When coronavirus disease 2019 (COVID-19) first spread worldwide, many hospitals were overwhelmed with new patients, and the lack of drugs designed to treat coronavirus diseases became immediately apparent. Many countries were forced to enact costly and restrictive lockdowns, and it was not until a series of vaccines were developed that these were able to be lifted.
Study: Plasma Proteome Fingerprints Reveal Distinctiveness and Clinical Outcome of SARS-CoV-2 Infection. Image Credit: stockklemedia/Shutterstock
However, many new variants show the ability to evade both vaccine-induced and natural immunity, and the need for new anti-COVID-19 drugs remains prevalent. In a study published in Viruses, researchers from the Charité—Universitätsmedizin in Berlin have examined the difference in protein levels in COVID-19 patients.
The study
The researchers examined aliquots of standard of care samples taken from patients when they presented themselves to the emergency departments. Commercially available proximity extension assays were used to determine the plasma levels of the different proteins, and the final results were examined using principal component analysis.

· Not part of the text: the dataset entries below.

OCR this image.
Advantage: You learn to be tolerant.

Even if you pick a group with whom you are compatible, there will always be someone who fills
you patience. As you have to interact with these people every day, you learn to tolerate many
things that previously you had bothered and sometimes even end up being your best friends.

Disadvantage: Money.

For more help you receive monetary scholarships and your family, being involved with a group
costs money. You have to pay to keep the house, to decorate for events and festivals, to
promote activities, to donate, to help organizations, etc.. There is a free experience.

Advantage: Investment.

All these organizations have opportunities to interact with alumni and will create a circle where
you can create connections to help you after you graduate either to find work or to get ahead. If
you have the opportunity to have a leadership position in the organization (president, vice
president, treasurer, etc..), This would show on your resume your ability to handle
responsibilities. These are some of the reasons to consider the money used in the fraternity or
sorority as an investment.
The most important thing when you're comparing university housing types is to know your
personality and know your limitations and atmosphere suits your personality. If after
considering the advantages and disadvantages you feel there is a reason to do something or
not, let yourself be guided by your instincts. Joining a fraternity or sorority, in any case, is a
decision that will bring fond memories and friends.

In total, the researchers examined the data from 141 patients at the emergency department. These were split into those with negative severe acute respiratory syndrome coronavirus 2 (SARS-COV-2) test results but symptoms similar to COVID-19, patients with positive SARS-CoV-2 test results that did not require hospitalization, and patients with positive SARS-CoV-2 test results that did require hospitalization.
These groups had roughly equal numbers, with slightly more positive test results and hospitalization. Within this group, 24 went to the ICU, 16 were ventilated, 6 experienced TE, and seven died. The groups showed no significant difference regarding sex or comorbidities.
Upon admission, the data showed no major difference in clinical parameters when comparing symptomatic non-COVID patients compared to hospitalized and non-hospitalized patients. However, standard of care parameter (CRP), procalcitonin (PCT), and lactate dehydrogenase (LDH) differed slightly. The comparison of hospitalized and non-hospitalized COVID-19 patients found significantly higher LDH, CRP, Troponin T (TNT), and lower glomerular filtration rates (eGFRs) among the hospitalized patients cadre.
When exploring the levels of plasma proteins circulating, the researchers identified 177 individual proteins that could be informative. Only 14 of these mostly inflammatory proteins (CXCL10, CXCL11, CXCL5, Gal-9, INF-gamma, IL-18, IL-18R1, LIF-R, MCP-2, MCP-3, MERTK, MMP-1, PD-L1, and TNF) differed significantly between COVID-19 patients and symptomatic non-COVID-19 patients. The scientists suggest that this shows pathogenomic proteome changes triggered by the disease and highlights the relatively low number of changes.
Following this, they examined the differences in protein levels between discharged and hospitalized COVID-19 patients. The section of significantly elevated proteins in hospitalized patients included markers of cellular degradation and hormones and proteins known to interact with viruses. These included ADM, CTSL1, HGF, IL-27, IL-6, KIM1, MERTK, MMP-1, MMP-12, OPG, TNFRSF10A, and TRAIL-R2.
Further narrowing their analyses, the researchers examined the difference in response to the clinical outcomes of the hospitalized group, concentrating on those who required admittance to the ICU, died, needed mechanical ventilation, or experienced TE. In the ICU patients, the levels of CCL23, IL6, MCP-1, MCP-3, PD-L1, and TRAIL-R2 were significantly higher. In patients that required ventilation, the levels of DCN, IL6, MCP-1, MCP-3, and TRAIL-R29 were significantly higher. Levels of ADM and LPL were both strongly associated with death.
Finally, the researchers combined these results into a predictive model, selecting five of the proteins that they viewed as the most discriminatory for hospitalized patients. They decided that ADM, IL-6, MCP-3, TRAIL-R2, and PD-L1 were the most effective at predicting ICU treatment, TE, ventilation, and death, and following principal component analysis separated these further. ADM, IL-6, and TRAIL-R2 were most effective at predicting hospitalization, and all markers tended to increase in patients that died during their hospitalization.
Conclusion
The authors highlight that the model they have created, alongside the in-depth analysis, describes the phenotype of specific physiologies of COVID-19 and determines the difference in the protein landscape between those with similar symptoms and those infected SARS-CoV-2. They show that these proteins can predict the clinical outcome with reasonable accuracy.
The proteomic fingerprinting could help identify patients at risk of cytokine storm, helping healthcare workers protect the most at-risk individuals, and identify a series of other markers associated with specific clinical events, opening the way for the creation of tests that could allow treatment to be more personalized. These markers could also be potential therapeutic targets, and this study could help identify areas for drug manufacturers to focus on.